Posisi Rusia dalam Pusaran Konflik Timur Tengah
Keterlibatan Rusia dalam konflik Israel-Iran tidak hanya bergantung pada penutupan Selat Hormuz, tetapi juga pada jalinan hubungan bilateralnya dengan Iran dan kepentingan geopolitiknya yang lebih luas.
Kemitraan Strategis Rusia-Iran: Lebih dari Sekadar Aliansi Militer
Rusia dan Iran memiliki sejarah panjang hubungan kerja sama yang erat, yang baru-baru ini diperkuat dengan penandatanganan “perjanjian kemitraan strategis komprehensif” selama 20 tahun pada awal tahun ini. Meskipun bukan aliansi militer yang secara langsung mewajibkan Rusia untuk membela Teheran, perjanjian ini memperkuat kolaborasi di bidang pertahanan, pengembangan teknis-militer, dan latihan militer bersama. Ini menunjukkan adanya keselarasan kepentingan strategis antara kedua negara, terutama dalam menghadapi apa yang mereka anggap sebagai “tantangan dan ancaman bersama.”
Iran telah menjadi sekutu penting bagi Rusia, terutama sejak perang di Ukraina, dengan menyediakan pasokan rudal dan drone yang signifikan. Hubungan ini memberikan Iran dukungan diplomatik dan militer tidak langsung, sekaligus memberikan Rusia pijakan yang lebih kuat di Timur Tengah.
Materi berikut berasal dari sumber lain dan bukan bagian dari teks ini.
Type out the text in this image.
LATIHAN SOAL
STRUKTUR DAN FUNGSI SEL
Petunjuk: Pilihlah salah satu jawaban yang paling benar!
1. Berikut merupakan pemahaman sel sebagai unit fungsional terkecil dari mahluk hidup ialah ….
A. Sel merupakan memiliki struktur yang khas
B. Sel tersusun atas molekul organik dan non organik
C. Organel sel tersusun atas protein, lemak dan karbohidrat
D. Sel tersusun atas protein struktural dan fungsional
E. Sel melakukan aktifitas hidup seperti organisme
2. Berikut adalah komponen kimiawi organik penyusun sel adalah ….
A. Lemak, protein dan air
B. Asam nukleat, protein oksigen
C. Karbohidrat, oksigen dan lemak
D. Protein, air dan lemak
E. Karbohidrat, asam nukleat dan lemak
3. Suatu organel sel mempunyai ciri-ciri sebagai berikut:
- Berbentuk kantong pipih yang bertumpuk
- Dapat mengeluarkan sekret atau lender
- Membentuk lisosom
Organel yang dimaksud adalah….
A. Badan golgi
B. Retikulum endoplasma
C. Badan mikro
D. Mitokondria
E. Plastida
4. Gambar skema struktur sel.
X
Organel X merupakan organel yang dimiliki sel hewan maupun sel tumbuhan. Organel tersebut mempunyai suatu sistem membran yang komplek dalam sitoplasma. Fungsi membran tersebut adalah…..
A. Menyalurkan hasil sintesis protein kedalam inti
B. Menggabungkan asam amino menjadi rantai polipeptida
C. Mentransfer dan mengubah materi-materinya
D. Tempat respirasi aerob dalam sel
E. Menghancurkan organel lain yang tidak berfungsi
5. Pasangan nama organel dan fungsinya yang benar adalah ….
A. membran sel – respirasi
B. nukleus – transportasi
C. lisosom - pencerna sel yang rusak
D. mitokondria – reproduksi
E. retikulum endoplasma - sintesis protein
Kepentingan Ekonomi dan Geopolitik Rusia
Selain ketergantungan pada Selat Hormuz untuk lalu lintas minyaknya, Rusia memiliki kepentingan geopolitik yang lebih luas di Timur Tengah. Stabilitas di kawasan ini penting bagi Rusia untuk menjaga pengaruhnya, khususnya di Suriah, dan untuk menantang dominasi Amerika Serikat. Keterlibatan langsung dalam konflik besar bisa menjadi pedang bermata dua; di satu sisi bisa memperkuat posisi Rusia sebagai pemain global, di sisi lain bisa menguras sumber daya yang saat ini banyak dialokasikan untuk perang di Ukraina.
Presiden Rusia Vladimir Putin sendiri telah menyatakan keprihatinannya terhadap eskalasi konflik Israel-Iran, terutama mengingat adanya para ahli nuklir Rusia yang bekerja di fasilitas nuklir Iran. Putin menyebut serangan AS terhadap fasilitas nuklir Iran sebagai “agresi tak beralasan” dan “tidak dapat dibenarkan”, serta menawarkan upaya mediasi. Namun, penolakannya untuk menjamin dukungan militer langsung dan penekanan pada mediasi menunjukkan kehati-hatian Rusia untuk tidak terseret dalam konflik yang lebih besar secara langsung, kecuali jika kepentingannya benar-benar terancam.
Sikap Resmi Kremlin: Antara Mediasi dan Kecaman
Moskow secara konsisten mengecam tindakan militer AS terhadap Iran. Duta Besar Rusia untuk PBB, Vassily Nebenzia, bahkan menyatakan bahwa AS telah “membuka Kotak Pandora” dengan serangan tersebut, memperingatkan potensi bencana dan penderitaan baru. Meskipun demikian, Rusia juga menunjukkan sikap diplomatis dengan menawarkan diri sebagai mediator dalam konflik Israel-Iran dan perundingan nuklir Iran.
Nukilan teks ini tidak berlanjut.